Parse PDR
This task utilizes the Cumulus Message Adapter to interpret and construct incoming and outgoing messages.
Links to the npm package, task input, output and configuration schema definitions and more can be found on the auto-generated Cumulus Tasks page.
Summary
The purpose of this task is to do the following with the incoming PDR object:
Stage it to an internal S3 bucket
Parse the PDR
Archive the PDR and remove the staged file if successful
Outputs a payload object containing metadata about the parsed PDR (e.g. total size of all files, files counts, etc) and a granules object
The constructed granules object is created using PDR metadata to determine values like data type and version, collection definitions to determine a file storage location based on the extracted data type and version number.
Granule file types are converted from the PDR spec types to CNM types according to the following translation table:
HDF: 'data',
HDF-EOS: 'data',
SCIENCE: 'data',
BROWSE: 'browse',
METADATA: 'metadata',
BROWSE_METADATA: 'metadata',
QA_METADATA: 'metadata',
PRODHIST: 'qa',
QA: 'metadata',
TGZ: 'data',
LINKAGE: 'data'
Files missing file types will have none assigned, files with invalid types will result in a PDR parse failure.
Task Inputs
Input
This task expects an incoming input that contains name and path information about the PDR to be parsed. For the specifics, see the Cumulus Tasks page entry for the schema.
Configuration
This task does expect values to be set in the workflow_config
CMA parameters for the workflows. A schema exists that defines the requirements for the task.

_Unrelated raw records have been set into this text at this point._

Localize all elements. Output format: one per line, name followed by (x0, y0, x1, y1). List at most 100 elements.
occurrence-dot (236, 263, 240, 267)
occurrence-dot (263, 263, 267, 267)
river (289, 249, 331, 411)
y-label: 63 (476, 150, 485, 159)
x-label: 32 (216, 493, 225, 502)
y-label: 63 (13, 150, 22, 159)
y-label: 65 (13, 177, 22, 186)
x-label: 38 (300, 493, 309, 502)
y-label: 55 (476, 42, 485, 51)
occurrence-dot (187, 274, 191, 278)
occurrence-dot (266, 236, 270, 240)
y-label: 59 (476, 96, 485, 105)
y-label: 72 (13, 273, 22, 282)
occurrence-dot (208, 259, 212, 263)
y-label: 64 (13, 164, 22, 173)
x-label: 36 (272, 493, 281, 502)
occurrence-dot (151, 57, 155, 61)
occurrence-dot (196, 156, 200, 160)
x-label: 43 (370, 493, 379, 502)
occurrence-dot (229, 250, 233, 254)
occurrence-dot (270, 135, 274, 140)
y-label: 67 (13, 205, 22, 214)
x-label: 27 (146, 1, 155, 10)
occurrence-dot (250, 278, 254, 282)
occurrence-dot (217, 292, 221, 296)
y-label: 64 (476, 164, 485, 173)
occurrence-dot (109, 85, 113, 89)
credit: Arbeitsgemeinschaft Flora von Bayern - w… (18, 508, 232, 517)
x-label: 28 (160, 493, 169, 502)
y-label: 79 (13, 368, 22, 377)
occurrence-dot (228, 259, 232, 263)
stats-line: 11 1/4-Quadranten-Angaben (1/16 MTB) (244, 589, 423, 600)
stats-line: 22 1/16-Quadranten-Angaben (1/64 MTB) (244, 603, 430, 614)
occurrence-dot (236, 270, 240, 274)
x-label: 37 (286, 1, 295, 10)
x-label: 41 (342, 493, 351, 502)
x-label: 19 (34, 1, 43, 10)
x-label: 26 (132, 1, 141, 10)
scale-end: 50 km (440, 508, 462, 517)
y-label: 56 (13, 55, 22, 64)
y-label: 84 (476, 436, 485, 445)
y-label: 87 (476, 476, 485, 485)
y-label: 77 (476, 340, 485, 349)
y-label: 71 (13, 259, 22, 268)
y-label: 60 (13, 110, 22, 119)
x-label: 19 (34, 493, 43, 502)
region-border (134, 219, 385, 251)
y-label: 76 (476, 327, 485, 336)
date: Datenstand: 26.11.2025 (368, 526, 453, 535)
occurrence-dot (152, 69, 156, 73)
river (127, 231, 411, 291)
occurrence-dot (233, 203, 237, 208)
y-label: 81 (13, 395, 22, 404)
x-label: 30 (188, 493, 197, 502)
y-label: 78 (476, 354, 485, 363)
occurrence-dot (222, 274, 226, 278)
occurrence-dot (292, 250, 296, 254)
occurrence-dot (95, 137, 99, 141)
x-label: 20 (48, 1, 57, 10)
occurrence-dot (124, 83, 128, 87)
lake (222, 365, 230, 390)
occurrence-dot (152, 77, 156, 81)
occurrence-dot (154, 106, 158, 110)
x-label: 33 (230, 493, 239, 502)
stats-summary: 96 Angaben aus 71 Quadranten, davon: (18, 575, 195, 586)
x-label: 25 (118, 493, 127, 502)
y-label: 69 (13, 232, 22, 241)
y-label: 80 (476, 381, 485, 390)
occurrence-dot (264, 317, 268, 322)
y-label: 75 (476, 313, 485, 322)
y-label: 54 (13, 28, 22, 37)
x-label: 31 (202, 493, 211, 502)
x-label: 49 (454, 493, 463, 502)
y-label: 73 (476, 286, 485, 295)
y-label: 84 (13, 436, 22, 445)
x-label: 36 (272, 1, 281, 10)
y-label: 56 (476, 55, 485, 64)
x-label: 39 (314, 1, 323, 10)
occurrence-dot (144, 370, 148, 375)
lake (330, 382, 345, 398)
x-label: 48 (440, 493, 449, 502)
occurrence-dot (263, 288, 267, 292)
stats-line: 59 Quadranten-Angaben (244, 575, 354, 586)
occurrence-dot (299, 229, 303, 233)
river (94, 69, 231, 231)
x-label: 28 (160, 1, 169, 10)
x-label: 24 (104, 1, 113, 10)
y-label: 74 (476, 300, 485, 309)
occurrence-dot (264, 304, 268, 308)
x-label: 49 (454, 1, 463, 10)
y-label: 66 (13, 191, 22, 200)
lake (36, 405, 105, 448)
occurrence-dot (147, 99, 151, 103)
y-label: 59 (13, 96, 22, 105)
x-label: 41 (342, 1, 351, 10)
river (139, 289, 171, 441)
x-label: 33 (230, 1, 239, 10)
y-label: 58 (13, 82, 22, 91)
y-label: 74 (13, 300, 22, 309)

For the most recent config.json schema, please see the Cumulus Tasks page entry for the schema.
Below are expanded descriptions of selected config keys:
Provider
A Cumulus provider object. Used to define connection information for retrieving the PDR.
Bucket
Defines the bucket where the 'pdrs' folder for parsed PDRs will be stored.
Collection
A Cumulus collection object. Used to define granule file groupings and granule metadata for discovered files.
Task Outputs
This task outputs a single payload output object containing metadata about the parsed PDR (e.g. filesCount, totalSize, etc), a pdr object with information for later steps and a the generated array of granule objects.
Examples
See the SIPS workflow cookbook for an example of this task in a workflow.